I was waiting in the airport in New York and I needed to make a phone call, and since I'm Israeli and live in Israel, I don't have an American phone. I didn't really see anyone I felt comfortable asking.  So I was just sitting and waiting.  Then, a Jewish Orthodox family came and their three boys were going on the same plane as me to Chicago.  They sat down to wait for the flight. I immediately knew I could ask them to use their phone. Something about the wife's head covering, the husbands kippa, and the boys tzitzit was very comforting and familiar to me.  They quickly lent me their phone, even before I explained that I lived in Israel. I was surprised to feel more connected to Orthodox Jews in America than to any other American sitting next to me in the waiting area. But I have to say, it was nice and made sense to me.
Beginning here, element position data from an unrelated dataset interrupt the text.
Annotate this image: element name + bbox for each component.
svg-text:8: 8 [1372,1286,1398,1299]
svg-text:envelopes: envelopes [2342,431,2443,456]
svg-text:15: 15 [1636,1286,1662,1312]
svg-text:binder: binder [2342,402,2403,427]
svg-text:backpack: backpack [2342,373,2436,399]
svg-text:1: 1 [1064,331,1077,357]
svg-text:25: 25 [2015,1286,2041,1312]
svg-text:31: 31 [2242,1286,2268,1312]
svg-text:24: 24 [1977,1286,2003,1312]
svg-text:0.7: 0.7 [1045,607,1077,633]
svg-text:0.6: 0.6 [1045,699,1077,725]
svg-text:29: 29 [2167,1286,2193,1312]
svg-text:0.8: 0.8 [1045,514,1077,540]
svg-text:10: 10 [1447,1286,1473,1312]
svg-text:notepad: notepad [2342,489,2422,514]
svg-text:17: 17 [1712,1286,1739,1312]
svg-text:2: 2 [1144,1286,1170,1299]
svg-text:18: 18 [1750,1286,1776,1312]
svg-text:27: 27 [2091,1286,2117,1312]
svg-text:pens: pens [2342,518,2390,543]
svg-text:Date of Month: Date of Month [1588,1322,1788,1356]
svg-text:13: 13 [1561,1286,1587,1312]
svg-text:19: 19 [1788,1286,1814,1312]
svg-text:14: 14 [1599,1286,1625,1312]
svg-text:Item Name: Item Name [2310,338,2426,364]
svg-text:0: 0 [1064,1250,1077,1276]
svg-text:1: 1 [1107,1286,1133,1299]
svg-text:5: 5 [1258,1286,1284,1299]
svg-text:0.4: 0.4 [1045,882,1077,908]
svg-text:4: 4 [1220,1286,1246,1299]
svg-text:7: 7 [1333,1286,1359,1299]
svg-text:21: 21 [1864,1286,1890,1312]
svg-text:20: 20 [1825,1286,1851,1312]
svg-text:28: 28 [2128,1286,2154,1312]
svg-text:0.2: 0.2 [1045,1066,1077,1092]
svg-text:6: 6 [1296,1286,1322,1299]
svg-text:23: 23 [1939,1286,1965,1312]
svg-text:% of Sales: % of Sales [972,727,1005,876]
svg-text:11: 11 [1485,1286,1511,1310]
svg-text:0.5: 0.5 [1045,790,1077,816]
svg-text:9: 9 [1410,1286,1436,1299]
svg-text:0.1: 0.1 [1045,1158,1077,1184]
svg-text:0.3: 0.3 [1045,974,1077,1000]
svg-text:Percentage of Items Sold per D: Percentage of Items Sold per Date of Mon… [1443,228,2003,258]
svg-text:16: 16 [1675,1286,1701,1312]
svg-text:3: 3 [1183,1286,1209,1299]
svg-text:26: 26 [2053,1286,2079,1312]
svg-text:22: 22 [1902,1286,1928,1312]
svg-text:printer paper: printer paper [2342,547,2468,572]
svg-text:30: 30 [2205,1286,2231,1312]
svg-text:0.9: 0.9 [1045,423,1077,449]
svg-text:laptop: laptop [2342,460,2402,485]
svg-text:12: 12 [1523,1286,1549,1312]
Finally, tonight is Shabbat, and I was really sad to be in my house because we don't have Shabbat in my home, or we never have in the past. But tonight, I forced it. I didn't care, I really wanted it. So I put out grape juice, two pieces of bread. And with my parents, I lead the prayers in front of my parents, for the first time in my life. And then washed my hands, and then did the prayer of the "challah". First, it was SO nice, and all anger, anxiety, and things that weren't nice from the day suddenly ceased. And secondly, I was SO proud of myself. The prayers weren't perfect, I definitely stumbled a couple of times, but I did it. =) And at least now I know that Shabbat is possible in my house. And I can look forward to having Shabbat instead of looking for some other place to go.